Here it is! After a colloquial expression - "what kills me" - intended to signify that someone who knows the word "liminal" is not that far from "the streets", Petrusich drops the bomb:

"Petty understood how to address the liminal, not-quite-discernible feelings that a person might experience in her lifetime (that's in addition to all the big, collapsing ones - your loves and losses and yearnings)."

If one has to take it seriously, this assertion appears to be similar to the old "ontological argument" about the existence of God, which was rejected by Kant (I seem to remember something featured at the end of his Critic of Pure Reason, perhaps?).

But why Petty is supposed to be the only one possessing those qualities? What can we say to those still reading this obituary?

We have an answer!

"I can't think of another songwriter as tuned in to these in-between, transitional moments - to the blank spaces between our catastrophes and triumphs, when we are desperately trying to sort out what comes next. When we take to running."

I don't know about the part about running, but the part about "desperately trying to sort out what comes next" definitely reminds me of someone.

Driving safely to the conclusion, here's at last a solid proof.

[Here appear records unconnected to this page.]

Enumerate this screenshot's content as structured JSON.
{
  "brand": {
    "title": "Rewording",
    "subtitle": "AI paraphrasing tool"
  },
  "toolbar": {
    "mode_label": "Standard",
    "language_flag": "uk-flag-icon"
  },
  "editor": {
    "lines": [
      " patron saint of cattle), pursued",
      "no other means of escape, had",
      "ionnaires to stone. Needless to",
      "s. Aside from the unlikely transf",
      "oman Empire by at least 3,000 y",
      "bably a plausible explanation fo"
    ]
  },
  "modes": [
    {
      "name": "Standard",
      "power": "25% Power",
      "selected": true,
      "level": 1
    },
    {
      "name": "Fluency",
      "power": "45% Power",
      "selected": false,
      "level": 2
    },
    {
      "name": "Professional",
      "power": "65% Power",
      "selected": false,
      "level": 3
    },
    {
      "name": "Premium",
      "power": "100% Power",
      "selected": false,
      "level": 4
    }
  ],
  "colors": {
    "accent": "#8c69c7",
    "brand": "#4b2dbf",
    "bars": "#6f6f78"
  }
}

"I have, at various points in my life, cited Tom Petty and the Heartbreakers' "Greatest Hits" as my favourite record of all time. He's such a distinctive singer, with his own syntax and emphasis and tone, and that mysterious patois; I loved his work enough to love him, too."

What to say? Bravo! Except for the part about the "mysterious patois", which I'd like to be better defined, except for the fact, of course, of it being mysterious.

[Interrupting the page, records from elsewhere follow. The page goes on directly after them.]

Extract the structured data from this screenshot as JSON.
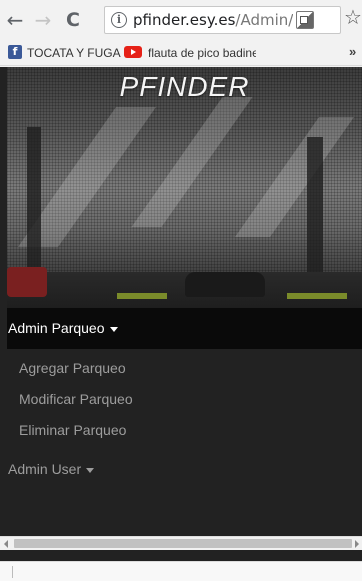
{
  "browser": {
    "url_host": "pfinder.esy.es",
    "url_path": "/Admin/Ad",
    "back_icon": "←",
    "forward_icon": "→",
    "reload_icon": "C",
    "info_icon": "i",
    "star_icon": "☆"
  },
  "bookmarks": {
    "items": [
      {
        "label": "TOCATA Y FUGA",
        "icon": "facebook-icon"
      },
      {
        "label": "flauta de pico badine",
        "icon": "youtube-icon"
      }
    ],
    "overflow": "»"
  },
  "page": {
    "site_title": "PFINDER",
    "admin_parqueo": {
      "label": "Admin Parqueo",
      "items": [
        "Agregar Parqueo",
        "Modificar Parqueo",
        "Eliminar Parqueo"
      ]
    },
    "admin_user": {
      "label": "Admin User"
    }
  }
}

But can citing an album as "my favourite record of all time" "at various points in my life" prove to be enough as the writing on the tombstone erected by such a distinguished U.S. magazine?


It's not with joy that I wrote this piece, nor its ending. But I firmly believe that critics must defend rationality.

The overflowing of such articles as the Petty obituary clearly show the tragedy we live in and the one that's to come.

The exercise of criticism as an exploration of "something" "out there" which can be rationally argued is getting replaced by a crazy mixture that fuzzily assembles what is believed to be true, morsels of texts almost randomly linked, faulty parallels between what is part of one's life and other people's narrations as they are subjectively reworked, in a critical exercise that wants the freedom of literature while declaring itself to be a true description of the world.

It would be a very bad thing even if this nonsense were confined inside a University class. If those barriers still left standing will fall down, there'll be no future left.